History

Empire of Japan
- Name: Sakura Maru (櫻丸)
- Namesake: Cherry blossom
- Owner: Petroleum Trading Co
- Builder: Mitsubishi Heavy Industries Shimonoseki
- Yard number: 301
- Laid down: 9 September 1943
- Launched: 30 December 1943
- Completed: 15 March 1944
- Identification: 51179
- Fate: Torpedoed and sunk by USS Hammerhead, 10 July 1945
- Notes: Call sign: JIOT; ;

General characteristics
- Type: tanker
- Tonnage: 850 GRT
- Length: 58 m (190 ft 3 in)
- Beam: 10 m (32 ft 10 in)
- Draught: 4.9 m (16 ft 1 in)
- Propulsion: 750 hp (560 kW)
- Speed: 11–12 knots (20–22 km/h; 13–14 mph)

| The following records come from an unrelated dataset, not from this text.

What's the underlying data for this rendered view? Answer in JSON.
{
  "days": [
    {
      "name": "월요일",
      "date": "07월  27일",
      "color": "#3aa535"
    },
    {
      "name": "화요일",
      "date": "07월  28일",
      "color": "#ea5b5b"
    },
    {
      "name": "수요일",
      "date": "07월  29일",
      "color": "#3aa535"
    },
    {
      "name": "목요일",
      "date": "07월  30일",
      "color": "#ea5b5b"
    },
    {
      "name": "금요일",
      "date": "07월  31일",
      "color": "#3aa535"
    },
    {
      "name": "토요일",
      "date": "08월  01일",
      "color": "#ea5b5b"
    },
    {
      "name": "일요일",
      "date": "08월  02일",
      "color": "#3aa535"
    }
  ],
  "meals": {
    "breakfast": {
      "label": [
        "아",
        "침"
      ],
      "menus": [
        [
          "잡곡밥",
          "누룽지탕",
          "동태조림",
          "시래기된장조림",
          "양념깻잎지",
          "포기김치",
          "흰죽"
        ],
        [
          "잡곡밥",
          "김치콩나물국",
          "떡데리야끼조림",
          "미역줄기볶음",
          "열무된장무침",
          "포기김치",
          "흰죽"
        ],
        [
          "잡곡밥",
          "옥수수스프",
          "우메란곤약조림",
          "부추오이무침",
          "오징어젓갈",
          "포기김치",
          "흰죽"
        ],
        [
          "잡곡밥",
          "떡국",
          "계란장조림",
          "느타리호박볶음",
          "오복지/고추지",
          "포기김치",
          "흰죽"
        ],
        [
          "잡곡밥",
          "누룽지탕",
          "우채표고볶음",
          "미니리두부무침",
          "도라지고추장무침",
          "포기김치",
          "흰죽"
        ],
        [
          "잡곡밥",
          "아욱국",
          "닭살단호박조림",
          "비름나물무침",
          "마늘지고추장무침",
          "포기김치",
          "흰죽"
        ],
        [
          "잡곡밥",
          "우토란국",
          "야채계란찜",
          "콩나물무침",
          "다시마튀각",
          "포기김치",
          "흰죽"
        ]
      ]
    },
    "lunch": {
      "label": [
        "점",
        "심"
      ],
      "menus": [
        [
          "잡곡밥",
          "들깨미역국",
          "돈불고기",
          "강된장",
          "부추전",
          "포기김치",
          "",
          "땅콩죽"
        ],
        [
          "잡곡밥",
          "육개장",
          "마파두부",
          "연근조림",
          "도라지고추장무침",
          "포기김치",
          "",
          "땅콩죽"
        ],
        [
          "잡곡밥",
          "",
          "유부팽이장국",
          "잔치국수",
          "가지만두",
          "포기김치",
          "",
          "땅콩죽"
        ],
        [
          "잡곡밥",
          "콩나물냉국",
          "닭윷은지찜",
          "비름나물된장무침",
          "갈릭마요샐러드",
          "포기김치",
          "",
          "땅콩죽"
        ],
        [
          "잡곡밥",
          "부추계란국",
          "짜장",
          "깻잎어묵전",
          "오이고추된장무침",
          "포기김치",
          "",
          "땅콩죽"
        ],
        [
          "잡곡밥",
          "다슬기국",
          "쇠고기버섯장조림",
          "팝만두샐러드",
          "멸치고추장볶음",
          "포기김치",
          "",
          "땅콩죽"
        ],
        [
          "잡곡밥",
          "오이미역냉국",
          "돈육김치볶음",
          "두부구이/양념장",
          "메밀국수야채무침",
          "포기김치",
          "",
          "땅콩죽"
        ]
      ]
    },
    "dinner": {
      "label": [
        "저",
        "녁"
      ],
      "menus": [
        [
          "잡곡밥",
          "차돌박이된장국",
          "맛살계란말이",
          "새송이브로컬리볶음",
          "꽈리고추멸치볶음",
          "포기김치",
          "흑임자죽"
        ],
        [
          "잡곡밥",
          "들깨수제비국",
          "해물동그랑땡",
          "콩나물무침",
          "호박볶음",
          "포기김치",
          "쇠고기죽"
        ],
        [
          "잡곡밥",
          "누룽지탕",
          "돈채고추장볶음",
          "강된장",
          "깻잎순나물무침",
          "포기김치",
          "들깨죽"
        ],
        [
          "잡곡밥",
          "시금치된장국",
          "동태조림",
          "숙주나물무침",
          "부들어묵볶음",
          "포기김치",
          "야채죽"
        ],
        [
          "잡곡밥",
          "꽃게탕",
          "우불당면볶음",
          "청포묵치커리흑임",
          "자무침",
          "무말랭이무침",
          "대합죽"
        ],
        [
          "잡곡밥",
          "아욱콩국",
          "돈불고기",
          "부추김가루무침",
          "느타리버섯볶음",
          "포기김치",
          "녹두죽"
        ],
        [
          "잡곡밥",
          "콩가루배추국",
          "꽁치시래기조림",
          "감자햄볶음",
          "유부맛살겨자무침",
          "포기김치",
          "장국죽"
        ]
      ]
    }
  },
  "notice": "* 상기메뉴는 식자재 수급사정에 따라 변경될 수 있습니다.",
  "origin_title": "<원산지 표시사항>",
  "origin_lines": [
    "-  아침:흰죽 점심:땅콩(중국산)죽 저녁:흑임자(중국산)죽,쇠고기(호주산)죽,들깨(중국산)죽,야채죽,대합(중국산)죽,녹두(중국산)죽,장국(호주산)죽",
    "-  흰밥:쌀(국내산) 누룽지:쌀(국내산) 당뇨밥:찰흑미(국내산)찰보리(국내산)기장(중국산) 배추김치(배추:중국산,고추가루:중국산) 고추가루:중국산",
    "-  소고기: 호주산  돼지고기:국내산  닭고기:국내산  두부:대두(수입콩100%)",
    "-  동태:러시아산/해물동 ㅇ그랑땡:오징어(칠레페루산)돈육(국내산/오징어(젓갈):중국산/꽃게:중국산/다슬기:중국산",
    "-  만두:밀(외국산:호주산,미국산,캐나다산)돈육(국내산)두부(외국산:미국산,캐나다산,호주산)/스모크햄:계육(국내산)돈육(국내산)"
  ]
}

= Japanese tanker Sakura Maru =

Sakura Maru (櫻丸) was a merchant oil tanker assigned to the Imperial Japanese Army during World War II. The ship was constructed in Japan in 1943 and completed in 1944. On 10 July 1945, the ship was sunk in a torpedo attack.

==History==
It was laid down at yard number 301 on 9 September 1943 at the Shimonoseki shipyard of Mitsubishi Heavy Industries for the benefit of the Petroleum Trading Co., Ltd. (石油共販株式會社), and given identification number 51179. It was launched on 30 December 1943 and completed 15 March 1944. On 29 July 1944, it was chartered by the Imperial Japanese Army to serve as an oil tanker; it was never commissioned and remained in private ownership.

==Fate==
On 10 July 1945, she was torpedoed and sunk by the USS Hammerhead in the Gulf of Thailand (at ). Fellow tanker Nanmei Maru No. 5 was also sunk.